Public benchmark dataset for Conformance Checking in Process Mining
datasetposted on 08.04.2020 by Daniel Reissner
Datasets usually provide raw data for analysis. This raw data often comes in spreadsheet form, but can be any collection of data, on which analysis can be performed.
This dataset contains a variety of publicly available real-life event logs. We derived two types of Petri nets for each event log with two state-of-the-art process miners : Inductive Miner (IM) and Split Miner (SM). Each event log-Petri net pair is intended for evaluating the scalability of existing conformance checking techniques.We used this data-set to evaluate the scalability of the S-Component approach for measuring fitness. The dataset contains tables of descriptive statistics of both process models and event logs. In addition, this dataset includes the results in terms of time performance measured in milliseconds for several approaches for both multi-threaded and single-threaded executions. Last, the dataset contains a cost-comparison of different approaches and reports on the degree of over-approximation of the S-Components approach. The description of the compared conformance checking techniques can be found here: https://arxiv.org/abs/1910.09767.

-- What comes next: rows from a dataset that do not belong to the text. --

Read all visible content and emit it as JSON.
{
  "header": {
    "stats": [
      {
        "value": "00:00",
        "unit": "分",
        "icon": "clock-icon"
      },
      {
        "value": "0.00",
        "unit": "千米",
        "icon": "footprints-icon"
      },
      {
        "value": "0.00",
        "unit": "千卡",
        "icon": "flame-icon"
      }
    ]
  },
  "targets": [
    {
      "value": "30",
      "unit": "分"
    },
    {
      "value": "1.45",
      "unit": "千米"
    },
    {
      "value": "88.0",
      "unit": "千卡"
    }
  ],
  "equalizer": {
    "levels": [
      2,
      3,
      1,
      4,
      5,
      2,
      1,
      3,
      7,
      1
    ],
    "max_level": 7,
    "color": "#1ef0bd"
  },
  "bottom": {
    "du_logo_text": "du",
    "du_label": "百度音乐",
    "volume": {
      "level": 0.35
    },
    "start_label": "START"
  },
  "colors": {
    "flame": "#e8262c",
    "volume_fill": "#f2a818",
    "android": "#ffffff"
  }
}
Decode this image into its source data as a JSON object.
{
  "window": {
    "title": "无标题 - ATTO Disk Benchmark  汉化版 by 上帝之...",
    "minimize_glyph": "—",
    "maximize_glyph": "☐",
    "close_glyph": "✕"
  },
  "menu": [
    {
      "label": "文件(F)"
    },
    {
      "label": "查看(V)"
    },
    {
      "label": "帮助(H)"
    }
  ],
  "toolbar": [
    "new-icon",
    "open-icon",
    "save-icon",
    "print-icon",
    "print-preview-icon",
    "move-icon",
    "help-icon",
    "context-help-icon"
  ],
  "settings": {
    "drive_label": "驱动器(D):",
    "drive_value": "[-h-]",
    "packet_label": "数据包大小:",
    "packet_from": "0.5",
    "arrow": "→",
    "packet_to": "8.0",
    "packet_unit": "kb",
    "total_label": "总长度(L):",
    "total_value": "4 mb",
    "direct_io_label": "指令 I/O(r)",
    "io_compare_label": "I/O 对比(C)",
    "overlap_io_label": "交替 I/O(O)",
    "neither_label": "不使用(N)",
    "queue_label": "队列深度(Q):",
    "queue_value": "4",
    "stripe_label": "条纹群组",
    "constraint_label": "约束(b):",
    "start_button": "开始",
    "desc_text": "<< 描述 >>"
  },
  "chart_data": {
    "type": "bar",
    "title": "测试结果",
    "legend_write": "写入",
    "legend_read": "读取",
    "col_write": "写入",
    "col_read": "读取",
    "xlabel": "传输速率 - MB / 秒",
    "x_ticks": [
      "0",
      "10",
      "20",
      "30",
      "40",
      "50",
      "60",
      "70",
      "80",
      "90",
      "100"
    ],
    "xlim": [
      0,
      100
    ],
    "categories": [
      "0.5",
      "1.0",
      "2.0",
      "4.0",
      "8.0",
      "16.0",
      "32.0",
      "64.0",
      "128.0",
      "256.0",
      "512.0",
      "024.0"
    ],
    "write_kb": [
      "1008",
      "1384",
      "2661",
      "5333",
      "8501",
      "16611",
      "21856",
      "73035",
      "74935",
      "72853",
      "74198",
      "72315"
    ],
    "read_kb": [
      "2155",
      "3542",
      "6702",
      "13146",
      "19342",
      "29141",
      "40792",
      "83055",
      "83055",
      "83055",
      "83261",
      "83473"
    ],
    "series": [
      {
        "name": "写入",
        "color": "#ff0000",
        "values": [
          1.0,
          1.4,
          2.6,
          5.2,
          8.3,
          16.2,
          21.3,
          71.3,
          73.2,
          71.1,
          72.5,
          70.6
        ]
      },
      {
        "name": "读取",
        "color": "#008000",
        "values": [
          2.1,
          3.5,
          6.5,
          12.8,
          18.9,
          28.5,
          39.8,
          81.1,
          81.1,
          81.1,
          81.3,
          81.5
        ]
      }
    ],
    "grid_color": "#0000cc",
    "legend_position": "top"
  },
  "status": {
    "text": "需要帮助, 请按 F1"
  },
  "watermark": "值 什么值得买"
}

The dataset has been extended with the event logs of the BPIC18 and BPIC19 logs. BPIC19 is actually a collection of four different processes and thus was split into four event logs. For each of the additional five event logs, again, two process models have been mined with inductive and split miner. We used the extended dataset to test the scalability of our tandem repeats approach for measuring fitness. The dataset now contains updated tables of log and model statistics as well as tables of the conducted experiments measuring execution time and raw fitness cost of various fitness approaches. The description of the compared conformance checking techniques can be found here: https://arxiv.org/abs/2004.01781.